Choosing a Runtime Storage Backend

The runtime storage backend determines how the data for ConvoKit objects is stored at runtime for use in Python code. Note that this should not be confused with the data format, which defines how Corpus data gets saved to a file for persistence and redistribution.

ConvoKit supports two backends: native Python (the default) and MongoDB. This guide provides a brief explanation of each one and why you might want to use them.

The Native Python Backend

ConvoKit’s default backend stores all data in system memory as native Python objects (e.g., lists and dictionaries). This means that once a Corpus has been loaded, reading and writing data to the Corpus is relatively fast, since all data is already in native Python representations so no conversion steps are needed. However, this also involves keeping all the data in system memory (RAM) at once, which means that for large corpora the memory cost can be quite high. Furthermore, since RAM is by definition volatile, any changes you make to the Corpus will persist only as long as your Python script or notebook stays running, unless you explicitly dump the Corpus to a file. As a result, changes may be lost if your script crashes or your computer shuts down unexpectedly.

We generally recommend sticking to the default native Python backend due to its speed and simplicity. In particular, it is a good choice for interactive sessions (e.g., ipython shell or Jupyter notebooks), where runtime errors won’t crash the whole session/notebook and hence the persistence issue is less vital, and where you may be performing a lot of experimental changes to a Corpus that would benefit from the faster read/write speed.

The MongoDB Backend

As the name suggests, the MongoDB backend stores all data in a MongoDB database. This provides two key advantages. First, it allows ConvoKit to take advantage of MongoDB’s lazy loading, so not all data needs to be loaded into system memory at once, resulting in a much smaller memory footprint which enables the use of extremely large corpora in environments that might not otherwise have enough memory to handle them (e.g., a personal laptop). Second, since all changes are written to the database, which is backed by on-disk files, changes are resilient to unexpected crashes; in the event of such a crash you can simply reconnect to the database to pick up where you left off. On the other hand, reading and writing data to the Corpus is much slower in the MongoDB backend, both because doing so involves database reads/writes which are disk operations (slower than RAM operations) and because data must be converted between MongoDB format and Python objects. Note that using the MongoDB backend requires some additional setup; see the MongoDB setup guide for instructions.

We recommend the MongoDB backend for the following use cases: memory-limited environments where your available RAM is insufficient to use your desired Corpus with the default backend; and live-service environments where you expect to continuously make changes to a Corpus over time and need to be resilient to unexpected crashes (e.g., using a Corpus as a component of a web server).

How to Change Backends

Once you have chosen the backend that best suits your purposes, the next step is to tell ConvoKit to use it. This can be done in three ways:

  1. Corpus-level: ConvoKit supports specifying a backend on a per-Corpus basis. This is done through the backend parameter when constructing a corpus. You can set this parameter to the string "mem" for the native Python backend or "db" for the MongoDB backend. It is possible to mix Python-backed and MongoDB-backed corpora in the same script.

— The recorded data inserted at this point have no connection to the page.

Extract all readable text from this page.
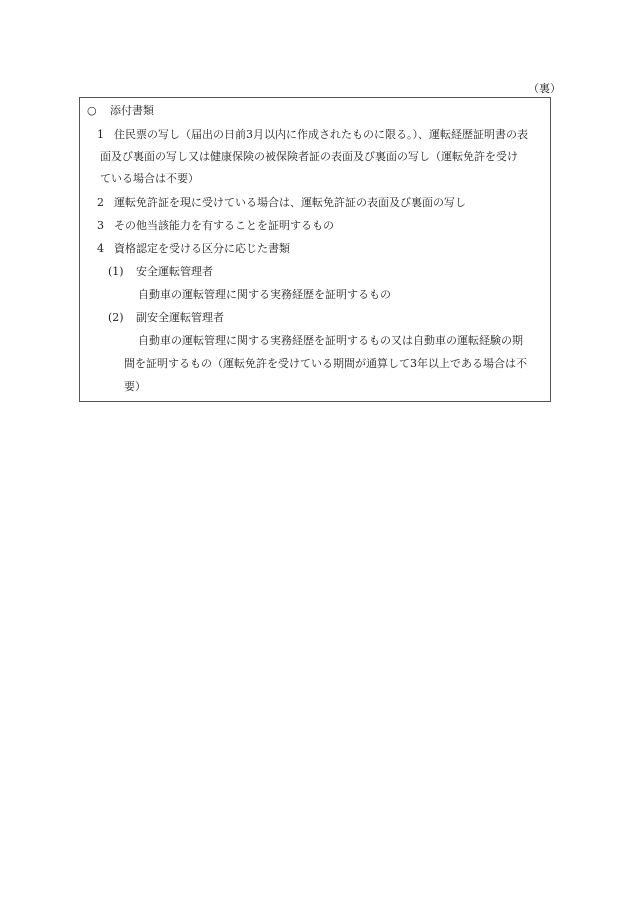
（裏）
○ 添付書類
1 住民票の写し（届出の日前3月以内に作成されたものに限る。）、運転経歴証明書の表
面及び裏面の写し又は健康保険の被保険者証の表面及び裏面の写し（運転免許を受け
ている場合は不要）
2 運転免許証を現に受けている場合は、運転免許証の表面及び裏面の写し
3 その他当該能力を有することを証明するもの
4 資格認定を受ける区分に応じた書類
(1) 安全運転管理者
自動車の運転管理に関する実務経歴を証明するもの
(2) 副安全運転管理者
自動車の運転管理に関する実務経歴を証明するもの又は自動車の運転経験の期
間を証明するもの（運転免許を受けている期間が通算して3年以上である場合は不
要）
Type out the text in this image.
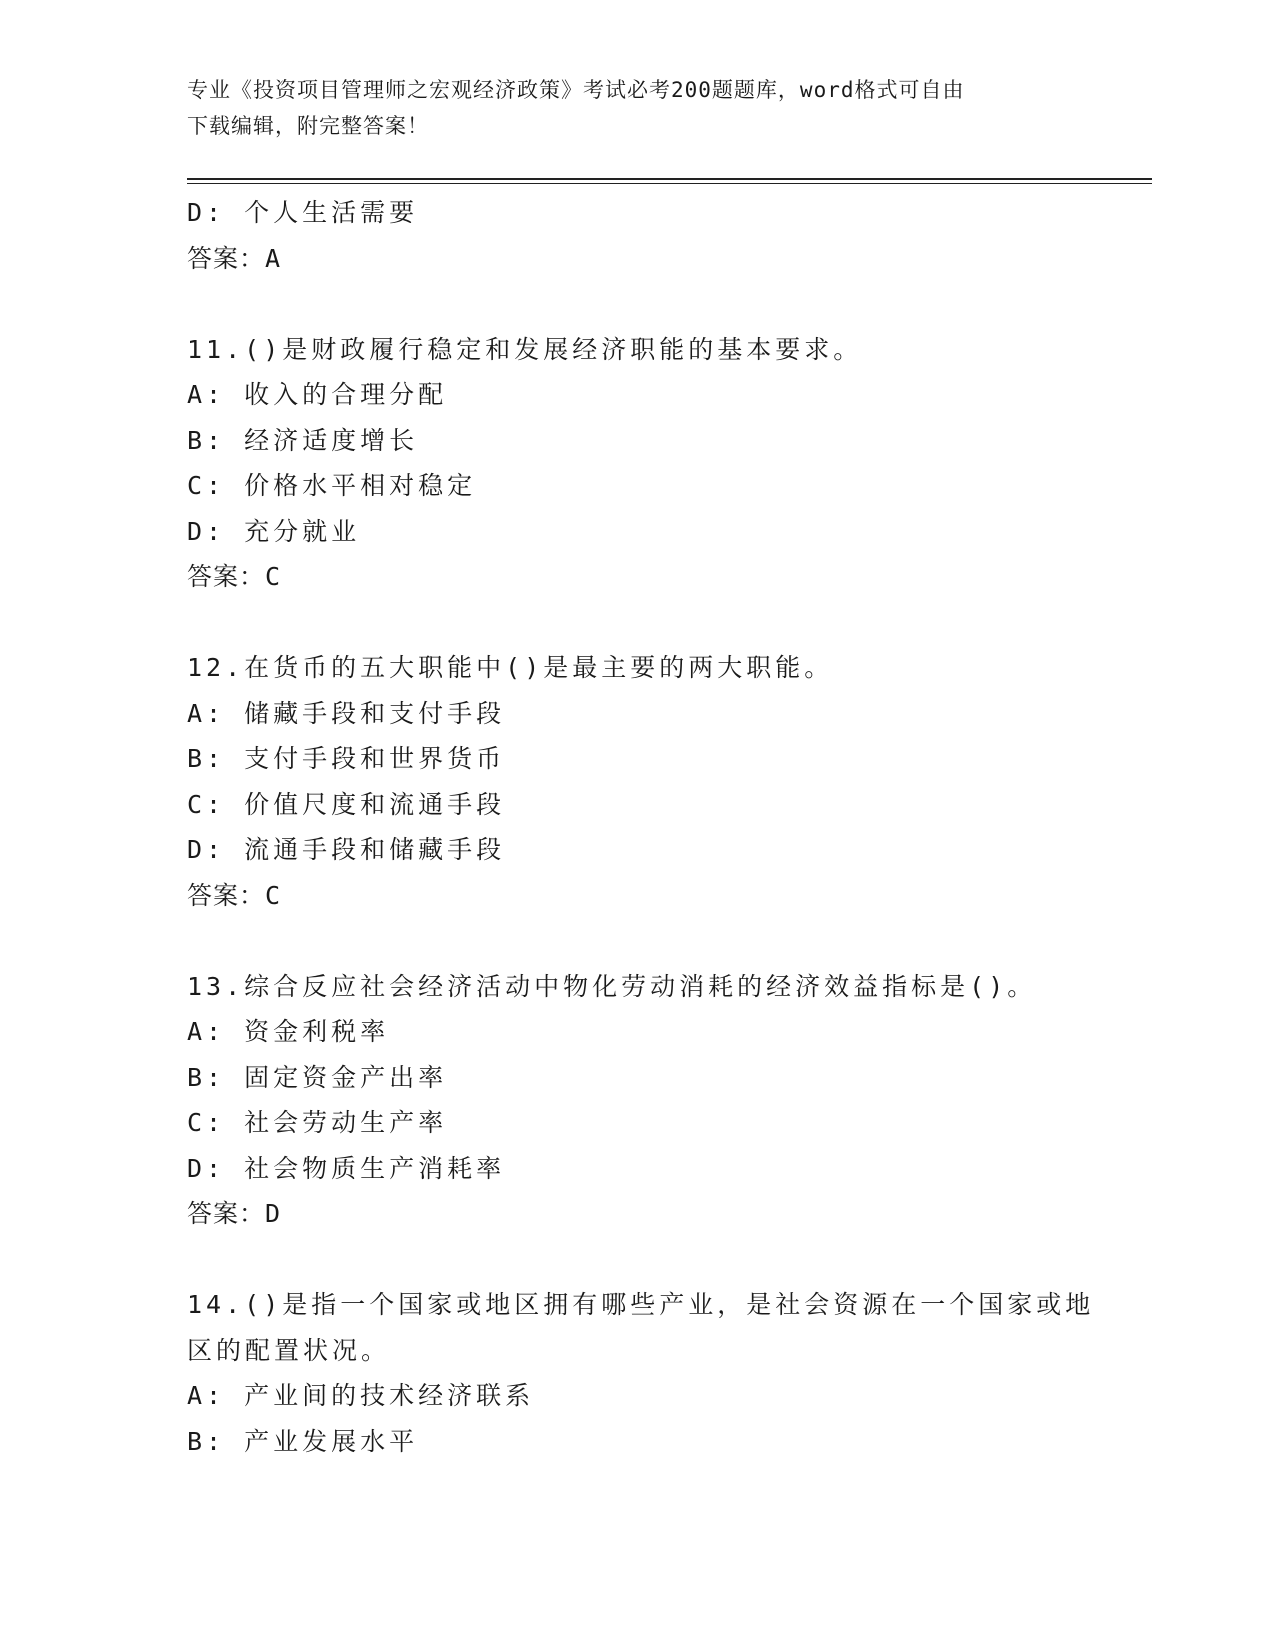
专业《投资项目管理师之宏观经济政策》考试必考200题题库，word格式可自由
下载编辑，附完整答案！
D: 个人生活需要
答案：A
11.()是财政履行稳定和发展经济职能的基本要求。
A: 收入的合理分配
B: 经济适度增长
C: 价格水平相对稳定
D: 充分就业
答案：C
12.在货币的五大职能中()是最主要的两大职能。
A: 储藏手段和支付手段
B: 支付手段和世界货币
C: 价值尺度和流通手段
D: 流通手段和储藏手段
答案：C
13.综合反应社会经济活动中物化劳动消耗的经济效益指标是()。
A: 资金利税率
B: 固定资金产出率
C: 社会劳动生产率
D: 社会物质生产消耗率
答案：D
14.()是指一个国家或地区拥有哪些产业，是社会资源在一个国家或地
区的配置状况。
A: 产业间的技术经济联系
B: 产业发展水平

  2. System-level: If you want to change the default backend in all ConvoKit code that runs on your computer (i.e., the backend that gets used when the backend parameter is not given), this is controlled by the ConvoKit system setting "default_backend". This is set to "mem" when ConvoKit is first installed, but you can change it to "db" to tell ConvoKit to use the MongoDB backend by default. Note: ConvoKit system settings are found in the config.yml file, which is located in the hidden directory ~/.convokit.

  3. Script-level: As an in-between option, if you want to change the default backend option used in a specific Python script but not at the whole-system level, you can do this by setting the environment variable CONVOKIT_BACKEND before running your script. For example, if you normally run your script as python3 myscript.py, running it instead as CONVOKIT_BACKEND=db python myscript.py will set the default backend to MongoDB for that run of the script only.

Differences in Corpus behavior between backends

For the most part, the two backends are designed to be interchangeable; that is, code written for one backend should work in the other backend out-of-the-box. We made deliberate design choices during implementation to ensure consistent behavior of the code between the two supported backends. However, some specifics of MongoDB result in one minor differences in Corpus behavior that you should be aware of when writing your code.

Since the MongoDB backend uses a MongoDB database as its data storage backend, it needs to give that database a name. Thus, there is an additional parameter in the Corpus constructor, db_collection_prefix, which is only used by the MongoDB backend. This parameter determines how the MongoDB database will be named. Note that you still have the option of not specifying a name, but in this case a random name will be used. It is best practice to explicitly supply a name yourself, so you know what database to reconnect to in the event that reconnection is needed after a system crash.